The Smartest Generation?

I just watched a brief clip of documentary featuring the Timely app founder. At one point, he’s talking about being in Silicon Valley, and he says:

Everything around us — laws, norms or culture — was invented by earlier generations that was nowhere near as smart as our generation is. And there’s something about not accepting to live your life around the limits they invented.

Admittedly, it was a translation from Norwegian (but the subtitles were, I assume, approved), and I understand what he’s trying to say, but I think it’s wrong in a nuanced but important way.


The best minds of earlier generations weren’t less smart or necessarily putting purposeful limits on everything — people have constantly been pushing limits and expanding what we do and how we do it based on what’s available at the time.

Limits are constantly shifting and evolving — every generation inherits certain limits of knowledge and ability that it then pushes and passes on to the next.

The limits our generation inherited seem constraining compared to what we have now and where we’re trying to go, but our achievements are also thanks to the innovations that those same previous generations passed along.

Perhaps our generation is measurably smarter in some ways, or more of our generation is educated, but I think our explosive growth is due more to having more and better resources available than being inherently better or smarter.


Thanks to the internet and computers and smartphones, which about half of everyone on earth has some kind of access to now, we can look up data, ask any question, and learn how to do new things in a matter of clicks.

Thanks to apps like Google Drive and Evernote and email, I can keep track of almost every document I’ve produced in the past decade, and I save notes and articles in searchable formats.

In the past, things only existed in the physical world.
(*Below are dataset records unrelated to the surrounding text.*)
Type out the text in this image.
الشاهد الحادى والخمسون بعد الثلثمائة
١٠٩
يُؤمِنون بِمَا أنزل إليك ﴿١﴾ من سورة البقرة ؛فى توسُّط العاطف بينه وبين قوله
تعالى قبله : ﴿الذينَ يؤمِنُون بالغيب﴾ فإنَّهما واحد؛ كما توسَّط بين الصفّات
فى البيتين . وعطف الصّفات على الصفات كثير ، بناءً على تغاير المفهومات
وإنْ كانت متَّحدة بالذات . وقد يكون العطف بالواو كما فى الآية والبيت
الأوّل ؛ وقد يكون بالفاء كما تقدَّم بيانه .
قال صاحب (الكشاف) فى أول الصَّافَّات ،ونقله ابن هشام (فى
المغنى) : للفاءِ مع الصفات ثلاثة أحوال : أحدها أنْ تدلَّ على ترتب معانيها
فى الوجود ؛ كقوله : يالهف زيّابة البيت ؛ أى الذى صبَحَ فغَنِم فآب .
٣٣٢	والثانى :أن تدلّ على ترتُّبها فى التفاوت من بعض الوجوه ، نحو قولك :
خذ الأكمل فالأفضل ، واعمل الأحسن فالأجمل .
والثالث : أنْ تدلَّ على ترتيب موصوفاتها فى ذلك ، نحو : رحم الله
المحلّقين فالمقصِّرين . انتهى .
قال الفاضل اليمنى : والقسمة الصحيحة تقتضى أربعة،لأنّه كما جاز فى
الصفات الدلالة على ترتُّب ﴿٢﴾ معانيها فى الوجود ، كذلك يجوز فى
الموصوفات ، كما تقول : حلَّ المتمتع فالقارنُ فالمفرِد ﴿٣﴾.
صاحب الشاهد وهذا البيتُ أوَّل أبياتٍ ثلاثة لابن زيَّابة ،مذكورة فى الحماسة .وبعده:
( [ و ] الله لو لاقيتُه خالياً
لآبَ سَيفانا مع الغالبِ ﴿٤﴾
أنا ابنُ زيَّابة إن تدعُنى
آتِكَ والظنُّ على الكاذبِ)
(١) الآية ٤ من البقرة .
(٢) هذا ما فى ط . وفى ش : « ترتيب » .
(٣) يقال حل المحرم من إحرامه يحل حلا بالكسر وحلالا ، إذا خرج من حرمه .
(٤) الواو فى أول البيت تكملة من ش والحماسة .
There would have to be manually created copies of anything that more than one person wanted — whereas we automatically have mutual records of emails and endless copies of documents made or shared online.

Imagine only having access to the books and paper documents in your home or personal library or in a local office / library / university, having to use limited resources to write out any notes and ideas, investing in certain books and journals for reference, talking only to the people in your community or through personal introduction within your network.

How much slower progress would be made, how much longer it would take for ideas to be shared, how much less collaboration would be possible, how many brilliant minds would never meet?

How can we claim to be smarter when it’s so much easier?


Do I find the innovation and accomplishments of our time inspiring? Absolutely.

But I also find what people have created and improved upon throughout history inspiring — especially because I’m moderately aware of the limits imposed on past generations because of their time’s technology (not to mention war, healthcare, education, etc).

While I admire the creativity and devotion of Silicon Valley entrepreneurs to bringing new and improved ideas to fruition, I am concerned when I hear a lack of understanding, appreciation, and respect for existing ideas and contributions.

We may be iterating much faster and having exponential improvements over shorter time frames, but we’re standing on their shoulders and have so many resources available that facilitate that growth.

We may be the smartest generation, but perhaps it’s best to focus on what we’re doing and let the history books to bestow that title upon us instead of claiming it for ourselves.